Bahkan para ulama mengatakan bahwa uang tunai itu dianggap sebagai harta yang tumbuh. Meskipun pemiliknya mendiamkannya saja atau menyimpannya di dalam lemari. Sebab uang tunai itu sudah berbentuk harta yang siap langsung diinvestasikan dan diputar sebagai modal, kapan saja dan dimana saja. Berbeda dengan harta dalam bentuk tanah atau rumah yang bukan dana segar. Benda-benda itu tidak bisa secara langsung dianggap tumbuh, kecuali bila disewakan. Karena itulah para ulama mewajibkan zakat atas uang tunai, meski disimpan oleh pemiliknya. Sedangkan rumah atau tanah kosong yang dimiliki namun tidak memberikan pemasukan apapun kepada pemiliknya, tidaklah diwajibkan zakat.
3. Harta itu memenuhi jumlah standar minimal (nisab)

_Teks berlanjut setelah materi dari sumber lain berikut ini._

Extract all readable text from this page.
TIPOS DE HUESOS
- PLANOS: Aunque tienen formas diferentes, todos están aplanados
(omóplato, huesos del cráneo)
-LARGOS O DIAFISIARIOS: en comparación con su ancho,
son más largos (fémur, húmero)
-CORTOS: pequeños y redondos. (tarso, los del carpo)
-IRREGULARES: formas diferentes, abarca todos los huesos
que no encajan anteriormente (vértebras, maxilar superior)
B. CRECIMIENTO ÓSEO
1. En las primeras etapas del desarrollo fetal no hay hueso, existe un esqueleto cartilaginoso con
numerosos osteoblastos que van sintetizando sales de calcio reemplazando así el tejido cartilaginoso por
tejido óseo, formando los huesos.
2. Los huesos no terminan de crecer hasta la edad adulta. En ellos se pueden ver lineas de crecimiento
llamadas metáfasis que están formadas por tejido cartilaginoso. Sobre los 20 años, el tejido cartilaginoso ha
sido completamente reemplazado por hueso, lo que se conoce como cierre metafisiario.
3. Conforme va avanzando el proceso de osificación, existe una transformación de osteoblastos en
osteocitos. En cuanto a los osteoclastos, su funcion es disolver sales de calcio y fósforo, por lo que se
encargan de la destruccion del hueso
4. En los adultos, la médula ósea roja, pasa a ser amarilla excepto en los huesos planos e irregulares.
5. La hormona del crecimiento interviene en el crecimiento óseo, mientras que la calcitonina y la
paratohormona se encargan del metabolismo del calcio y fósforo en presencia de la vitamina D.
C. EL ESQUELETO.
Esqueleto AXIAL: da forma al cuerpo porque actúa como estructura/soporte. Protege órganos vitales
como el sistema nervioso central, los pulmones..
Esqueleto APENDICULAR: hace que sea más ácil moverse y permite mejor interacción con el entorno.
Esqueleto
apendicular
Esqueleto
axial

Bila suatu harta belum memenuhi jumlah tertentu, maka belum ada kewajiban zakat atas harta itu. Namun sebaliknya, bila jumlahnya telah sampai pada batas tertentu atau lebih, barulah ada kewajiban zakat atasnya. Jumlah tertentu ini kemudian disebut dengan istilah nisab. Namun nisab masing-masing jenis harta sudah ditentukan langsung oleh Rasulullah SAW. Dan kalau dikomparasikan antara nisab jenis harta tertentu dengan nisab lainnya dari nilai nominalnya, maka sudah pasti tidak sama. Misalnya, nishab zakat emas adalah 85 gram. Sedangkan nisab zakat beras adalah 520 kg. Bila dinilai secara nominal, harga 85 gram emas itu berbeda dengan harga 520 kg beras. Kita tidak bilang bahwa ketentuan nisab ini tidak adil. Sebab yang menentukannya Rasulullah SAW sendiri. Dan kita perlu sadari, bahwa jenis harta itu memang berbeda-beda, maka wajar pula bila nilai nominal nisabnya pun berbeda pula.
Daftar lengkap nisab masing-masing jenis harta, bila anda lihat pada tabel di bawah.

4. Harta itu telah dimiliki untuk jangka waktu tertentu (haul)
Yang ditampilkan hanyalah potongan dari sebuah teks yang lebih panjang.